Seehofer-Ministerium ließ Abschiebung laufen

Eine Antwort der Bundesregierung auf eine Anfrage der Linkspartei zeigt: Das Innenministerium hätte verhindern können, dass das Gericht umgangen wurde

Der nordrhein-westfälische Integrationsminister Joachim Stamp (Mitte) nimmt vergangene Woche alle Verantwortung auf sich Foto: Christophe Gateau/dpa

Von Christian Rath

Das Bundesinnenministerium (BMI) von Horst Seehofer hätte die Abschiebung des Islamisten Sami A. nach Tunesien verhindern können. Dem Ministerium waren die relevanten Informationen rechtzeitig bekannt. Das ergibt sich aus der Antwort der Bundesregierung auf eine kleine Anfrage der Linken im Bundestag, die der taz vorliegt.

Am 9. Juli informierte demnach die Bundespolizei das Seehofer-Ministerium über die Planung eines „Rückführungsflugs“ am 13. Juli. Am Abend des 11. Juli informierte zudem das Bundesamt für Migration und Flüchtlinge (Bamf) das Innenministerium darüber, dass das Verwaltungsgericht Gelsenkirchen vor der Abschiebung unbedingt noch über ein mögliches Abschiebehindernis, nämlich drohende Folter, entscheiden wolle. Offensichtlich wusste das Gelsenkirchener Gericht aber nichts von dem für den 13. Juli geplanten Flug.

Dennoch verzichtete das Bundesinnenministerium darauf, die Richter direkt oder indirekt via Bamf zu informieren. „Das BMI hat sehenden Auges eine illegale Abschiebung über die Bühne gehen lassen“, kritisiert deshalb die Linkspartei-Abgeordnete Ulla Jelpke.

Die Bundesregierung ist sich keiner Schuld bewusst. Die Absicht des Verwaltungsgerichts Gelsenkirchen, „eine Entscheidung zu treffen, die einer Abschiebung entgegensteht“, sei nicht bekannt gewesen.

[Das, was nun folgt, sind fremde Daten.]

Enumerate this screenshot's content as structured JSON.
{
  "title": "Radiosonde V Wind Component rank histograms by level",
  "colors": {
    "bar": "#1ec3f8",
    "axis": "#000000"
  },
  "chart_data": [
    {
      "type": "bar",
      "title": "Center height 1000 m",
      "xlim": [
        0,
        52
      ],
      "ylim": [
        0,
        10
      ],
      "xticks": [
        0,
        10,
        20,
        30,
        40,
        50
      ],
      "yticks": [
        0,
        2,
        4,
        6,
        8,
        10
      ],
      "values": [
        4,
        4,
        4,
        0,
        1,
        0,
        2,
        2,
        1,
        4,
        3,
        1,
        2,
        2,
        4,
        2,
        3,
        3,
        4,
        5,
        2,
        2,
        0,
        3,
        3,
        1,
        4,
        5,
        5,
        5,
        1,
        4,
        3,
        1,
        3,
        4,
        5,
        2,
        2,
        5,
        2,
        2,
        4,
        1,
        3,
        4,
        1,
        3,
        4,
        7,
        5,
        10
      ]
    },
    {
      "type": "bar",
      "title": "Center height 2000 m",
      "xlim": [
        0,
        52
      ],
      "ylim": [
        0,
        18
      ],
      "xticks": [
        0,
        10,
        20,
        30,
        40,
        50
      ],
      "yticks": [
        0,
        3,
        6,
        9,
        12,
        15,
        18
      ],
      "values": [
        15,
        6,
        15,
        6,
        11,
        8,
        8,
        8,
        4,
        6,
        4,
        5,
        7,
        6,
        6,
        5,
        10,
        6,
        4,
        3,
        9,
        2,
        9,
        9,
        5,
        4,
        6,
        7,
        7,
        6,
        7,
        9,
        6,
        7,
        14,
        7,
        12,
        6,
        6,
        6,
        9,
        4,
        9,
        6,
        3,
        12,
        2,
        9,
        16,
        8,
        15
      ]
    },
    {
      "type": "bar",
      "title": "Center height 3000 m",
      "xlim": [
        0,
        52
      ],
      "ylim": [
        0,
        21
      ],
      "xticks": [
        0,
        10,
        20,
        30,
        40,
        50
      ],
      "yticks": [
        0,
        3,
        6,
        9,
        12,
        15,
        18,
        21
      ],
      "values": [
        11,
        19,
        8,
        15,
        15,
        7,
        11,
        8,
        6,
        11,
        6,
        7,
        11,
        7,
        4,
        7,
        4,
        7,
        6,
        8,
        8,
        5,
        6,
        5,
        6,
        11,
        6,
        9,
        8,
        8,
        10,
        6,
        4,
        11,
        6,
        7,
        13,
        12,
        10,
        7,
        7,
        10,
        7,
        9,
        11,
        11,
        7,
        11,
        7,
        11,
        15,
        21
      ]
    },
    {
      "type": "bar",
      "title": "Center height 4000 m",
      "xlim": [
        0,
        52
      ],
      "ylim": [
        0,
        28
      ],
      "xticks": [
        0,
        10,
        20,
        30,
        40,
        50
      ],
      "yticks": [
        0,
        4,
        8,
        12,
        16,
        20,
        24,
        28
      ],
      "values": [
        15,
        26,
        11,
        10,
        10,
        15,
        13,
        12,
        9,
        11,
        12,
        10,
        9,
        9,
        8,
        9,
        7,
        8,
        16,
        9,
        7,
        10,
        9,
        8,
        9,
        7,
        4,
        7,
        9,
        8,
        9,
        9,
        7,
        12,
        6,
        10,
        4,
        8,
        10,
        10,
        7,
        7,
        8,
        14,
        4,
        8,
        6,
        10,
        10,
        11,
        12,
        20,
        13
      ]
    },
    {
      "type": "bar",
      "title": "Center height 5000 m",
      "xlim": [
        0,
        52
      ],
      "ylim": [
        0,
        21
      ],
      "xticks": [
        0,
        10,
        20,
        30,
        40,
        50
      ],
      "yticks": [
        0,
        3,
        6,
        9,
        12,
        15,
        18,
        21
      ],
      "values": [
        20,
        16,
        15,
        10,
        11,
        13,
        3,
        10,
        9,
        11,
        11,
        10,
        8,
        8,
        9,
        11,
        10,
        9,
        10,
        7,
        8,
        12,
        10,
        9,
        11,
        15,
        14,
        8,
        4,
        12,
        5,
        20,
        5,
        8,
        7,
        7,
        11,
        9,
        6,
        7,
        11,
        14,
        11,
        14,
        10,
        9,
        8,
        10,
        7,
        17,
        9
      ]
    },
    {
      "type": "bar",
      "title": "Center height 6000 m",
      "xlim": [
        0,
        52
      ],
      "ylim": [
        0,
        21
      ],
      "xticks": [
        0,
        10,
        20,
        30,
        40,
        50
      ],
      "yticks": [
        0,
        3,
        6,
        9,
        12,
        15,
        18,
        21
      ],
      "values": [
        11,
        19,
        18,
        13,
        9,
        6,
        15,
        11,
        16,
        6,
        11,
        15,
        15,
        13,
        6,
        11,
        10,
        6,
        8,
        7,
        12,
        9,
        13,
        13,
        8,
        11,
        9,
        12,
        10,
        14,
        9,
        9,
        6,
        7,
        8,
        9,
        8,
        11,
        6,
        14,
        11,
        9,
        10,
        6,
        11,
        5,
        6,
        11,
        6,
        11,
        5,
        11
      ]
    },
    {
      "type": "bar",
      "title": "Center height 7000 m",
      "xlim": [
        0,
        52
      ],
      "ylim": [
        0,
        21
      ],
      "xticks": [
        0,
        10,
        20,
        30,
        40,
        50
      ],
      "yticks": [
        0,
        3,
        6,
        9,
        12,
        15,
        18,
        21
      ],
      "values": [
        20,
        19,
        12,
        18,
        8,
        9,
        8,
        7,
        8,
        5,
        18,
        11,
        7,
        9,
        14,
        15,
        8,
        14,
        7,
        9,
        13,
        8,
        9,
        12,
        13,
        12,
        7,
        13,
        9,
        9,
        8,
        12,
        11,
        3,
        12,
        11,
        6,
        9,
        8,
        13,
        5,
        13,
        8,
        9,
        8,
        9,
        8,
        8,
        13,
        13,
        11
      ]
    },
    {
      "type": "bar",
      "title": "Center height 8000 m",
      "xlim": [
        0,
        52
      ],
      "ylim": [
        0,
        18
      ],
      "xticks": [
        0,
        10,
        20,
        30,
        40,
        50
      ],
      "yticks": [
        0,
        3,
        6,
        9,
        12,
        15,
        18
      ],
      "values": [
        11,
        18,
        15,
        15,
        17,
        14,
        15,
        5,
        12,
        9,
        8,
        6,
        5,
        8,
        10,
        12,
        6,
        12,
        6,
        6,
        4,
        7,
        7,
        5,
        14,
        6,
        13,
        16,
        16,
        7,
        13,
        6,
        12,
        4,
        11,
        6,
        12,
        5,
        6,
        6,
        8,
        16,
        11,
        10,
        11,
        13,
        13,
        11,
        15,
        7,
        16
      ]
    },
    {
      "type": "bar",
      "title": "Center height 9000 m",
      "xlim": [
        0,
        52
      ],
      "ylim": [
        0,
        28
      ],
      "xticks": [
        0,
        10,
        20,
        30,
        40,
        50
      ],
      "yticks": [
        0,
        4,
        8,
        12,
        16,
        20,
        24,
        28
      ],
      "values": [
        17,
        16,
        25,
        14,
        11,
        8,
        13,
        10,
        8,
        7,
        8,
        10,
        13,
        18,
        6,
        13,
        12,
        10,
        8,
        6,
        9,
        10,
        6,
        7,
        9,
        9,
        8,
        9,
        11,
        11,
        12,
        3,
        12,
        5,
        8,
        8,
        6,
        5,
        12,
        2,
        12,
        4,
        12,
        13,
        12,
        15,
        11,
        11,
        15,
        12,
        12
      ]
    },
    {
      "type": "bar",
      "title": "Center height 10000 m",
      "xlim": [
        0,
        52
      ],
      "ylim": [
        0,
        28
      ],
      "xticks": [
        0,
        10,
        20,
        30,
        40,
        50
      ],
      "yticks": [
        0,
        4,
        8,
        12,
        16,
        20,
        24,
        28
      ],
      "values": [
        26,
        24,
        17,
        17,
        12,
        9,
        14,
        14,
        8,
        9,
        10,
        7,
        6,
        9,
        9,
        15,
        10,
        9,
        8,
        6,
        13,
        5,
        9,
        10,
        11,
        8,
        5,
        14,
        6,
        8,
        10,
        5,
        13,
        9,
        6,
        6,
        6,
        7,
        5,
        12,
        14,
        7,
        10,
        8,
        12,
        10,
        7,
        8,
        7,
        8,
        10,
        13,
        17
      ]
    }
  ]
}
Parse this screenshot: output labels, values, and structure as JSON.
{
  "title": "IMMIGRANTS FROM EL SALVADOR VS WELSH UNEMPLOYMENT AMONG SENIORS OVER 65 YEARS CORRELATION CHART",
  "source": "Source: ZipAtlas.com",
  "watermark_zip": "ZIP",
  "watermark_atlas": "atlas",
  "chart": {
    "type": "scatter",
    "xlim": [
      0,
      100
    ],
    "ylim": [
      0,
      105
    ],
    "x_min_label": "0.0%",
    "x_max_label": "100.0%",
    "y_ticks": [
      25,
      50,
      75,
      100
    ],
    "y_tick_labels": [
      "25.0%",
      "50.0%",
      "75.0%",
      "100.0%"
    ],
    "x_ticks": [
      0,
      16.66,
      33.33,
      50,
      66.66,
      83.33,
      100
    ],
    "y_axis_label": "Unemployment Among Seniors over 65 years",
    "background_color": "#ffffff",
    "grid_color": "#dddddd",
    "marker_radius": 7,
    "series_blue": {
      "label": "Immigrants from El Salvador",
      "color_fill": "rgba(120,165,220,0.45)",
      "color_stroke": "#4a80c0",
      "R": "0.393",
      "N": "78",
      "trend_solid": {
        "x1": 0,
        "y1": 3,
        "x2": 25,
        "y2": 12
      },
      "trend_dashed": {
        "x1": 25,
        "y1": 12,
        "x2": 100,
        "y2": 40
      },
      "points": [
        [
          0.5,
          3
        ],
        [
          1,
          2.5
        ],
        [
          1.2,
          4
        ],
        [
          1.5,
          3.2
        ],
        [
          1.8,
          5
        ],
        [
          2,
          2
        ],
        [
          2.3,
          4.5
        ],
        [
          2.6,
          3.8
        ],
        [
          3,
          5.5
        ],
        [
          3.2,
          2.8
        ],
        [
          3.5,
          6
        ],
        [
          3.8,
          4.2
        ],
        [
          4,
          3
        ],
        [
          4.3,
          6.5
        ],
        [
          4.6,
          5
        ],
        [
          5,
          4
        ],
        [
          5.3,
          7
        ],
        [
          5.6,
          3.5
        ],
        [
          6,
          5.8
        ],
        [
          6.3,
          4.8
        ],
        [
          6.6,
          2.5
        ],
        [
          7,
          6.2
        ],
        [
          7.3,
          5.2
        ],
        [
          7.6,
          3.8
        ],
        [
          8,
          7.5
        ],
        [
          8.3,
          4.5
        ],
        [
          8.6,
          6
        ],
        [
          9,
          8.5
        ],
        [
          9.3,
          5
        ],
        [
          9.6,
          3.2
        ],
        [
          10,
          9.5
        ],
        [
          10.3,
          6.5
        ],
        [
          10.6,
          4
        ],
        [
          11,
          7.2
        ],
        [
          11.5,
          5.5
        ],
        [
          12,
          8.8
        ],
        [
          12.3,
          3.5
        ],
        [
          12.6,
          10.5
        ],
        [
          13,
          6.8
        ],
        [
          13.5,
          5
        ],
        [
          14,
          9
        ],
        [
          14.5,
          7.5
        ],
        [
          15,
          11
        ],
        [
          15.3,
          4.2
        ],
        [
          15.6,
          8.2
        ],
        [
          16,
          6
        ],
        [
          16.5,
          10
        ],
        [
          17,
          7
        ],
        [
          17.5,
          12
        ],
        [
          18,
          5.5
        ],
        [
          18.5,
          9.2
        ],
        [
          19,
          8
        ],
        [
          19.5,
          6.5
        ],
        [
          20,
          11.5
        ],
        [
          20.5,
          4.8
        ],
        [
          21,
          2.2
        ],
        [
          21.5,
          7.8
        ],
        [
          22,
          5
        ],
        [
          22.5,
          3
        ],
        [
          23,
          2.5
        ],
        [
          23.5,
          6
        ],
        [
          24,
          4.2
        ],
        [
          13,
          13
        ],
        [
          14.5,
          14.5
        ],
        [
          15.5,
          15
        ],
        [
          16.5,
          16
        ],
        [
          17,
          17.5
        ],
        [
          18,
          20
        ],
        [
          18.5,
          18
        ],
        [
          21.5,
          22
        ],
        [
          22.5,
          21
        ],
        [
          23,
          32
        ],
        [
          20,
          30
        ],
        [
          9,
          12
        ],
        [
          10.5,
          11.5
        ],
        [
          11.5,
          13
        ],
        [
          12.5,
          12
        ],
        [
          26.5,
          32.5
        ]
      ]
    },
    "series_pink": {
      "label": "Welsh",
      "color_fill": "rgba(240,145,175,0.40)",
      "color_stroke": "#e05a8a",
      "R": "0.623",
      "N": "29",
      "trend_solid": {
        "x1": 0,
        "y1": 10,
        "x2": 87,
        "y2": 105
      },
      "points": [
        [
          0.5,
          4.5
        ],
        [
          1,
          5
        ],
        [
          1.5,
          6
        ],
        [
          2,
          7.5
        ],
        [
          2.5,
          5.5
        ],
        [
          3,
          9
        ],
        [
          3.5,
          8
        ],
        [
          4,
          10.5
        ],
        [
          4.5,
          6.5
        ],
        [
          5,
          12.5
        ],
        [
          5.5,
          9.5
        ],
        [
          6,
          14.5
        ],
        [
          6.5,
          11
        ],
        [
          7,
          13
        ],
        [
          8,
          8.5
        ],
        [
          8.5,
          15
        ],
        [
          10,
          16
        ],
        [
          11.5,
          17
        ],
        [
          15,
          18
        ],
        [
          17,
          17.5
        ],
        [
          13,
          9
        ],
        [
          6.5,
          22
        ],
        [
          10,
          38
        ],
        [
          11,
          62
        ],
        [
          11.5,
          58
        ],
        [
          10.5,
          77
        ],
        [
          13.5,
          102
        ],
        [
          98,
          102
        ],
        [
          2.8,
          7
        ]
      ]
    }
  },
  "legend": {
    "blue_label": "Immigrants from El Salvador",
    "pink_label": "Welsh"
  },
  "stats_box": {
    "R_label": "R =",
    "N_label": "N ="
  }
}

Das ist aber ein semantischer Trick. Ein Gericht kann vor der Entscheidung nicht ankündigen, wie die Entscheidung ausfällt, sonst wären die Richter befangen. Dass jedoch eine Entscheidung des Gerichts bevorstand, wusste das Seehofer-Ministerium und ließ die Abschiebung dennoch geschehen.

Allerdings war nicht der Bund für die Abschiebung zuständig, sondern das Land Nordrhein-Westfalen. Insofern war auch das Land hauptsächlich dafür verantwortlich, die mehrfachen Fragen des Gerichts nach dem Abschiebetermin zu beantworten. Der verantwortliche Inte­grationsminister Joachim Stamp (FDP) hat sich zwar inzwischen dazu bekannt, dass das Verwaltungsgericht gezielt nicht informiert wurde, um die Abschiebung nicht zu gefährden.

NRW hat Schuld auf sich genommen

Es ist aber unklar, ob das BMI von dieser Geheimhaltungsstrategie wusste. Und wohl nur dann hätte sich für das BMI eine Pflicht ergeben, am zuständigen Land vorbei Schritte zum Stopp der Abschiebung zu unternehmen.

Stamp verzichtet bisher darauf, die Verantwortung auch ans BMI weiterzugeben – obwohl viel dafür spricht, dass er mit dem BMI über die Geheimhaltungsstrategie gesprochen hat. Grund hierfür könnte sein, dass die erfolgte Abschiebung von Sami A. (einem angeblichen Ex-Leibwächter von Osama bin Laden) in der Bevölkerung ziemlich populär ist und nur Juristen und Bürgerrechtler kritisieren, dass das Gericht dabei ausgetrickst wurde.

Anders als vielfach angenommen hat auch noch kein Gericht entschieden, dass das gezielte Verheimlichen des Abschiebetermins gegenüber der Justiz rechtswidrig war. Als illegal gilt die Abschiebung von Sami A. bisher nur, weil das Verwaltungsgericht Gelsenkirchen den Beschluss über ein Abschiebehindernis noch während der laufenden Abschiebung den Behörden zustellte und der nordrhein-westfälische Innenminister Stamp die Abschiebung dennoch nicht stoppte.

Sami A. ist immer noch in Tunesien. Das Oberverwaltungsgericht Münster hat das Land jedoch verpflichtet, A. zurück nach Deutschland zu holen.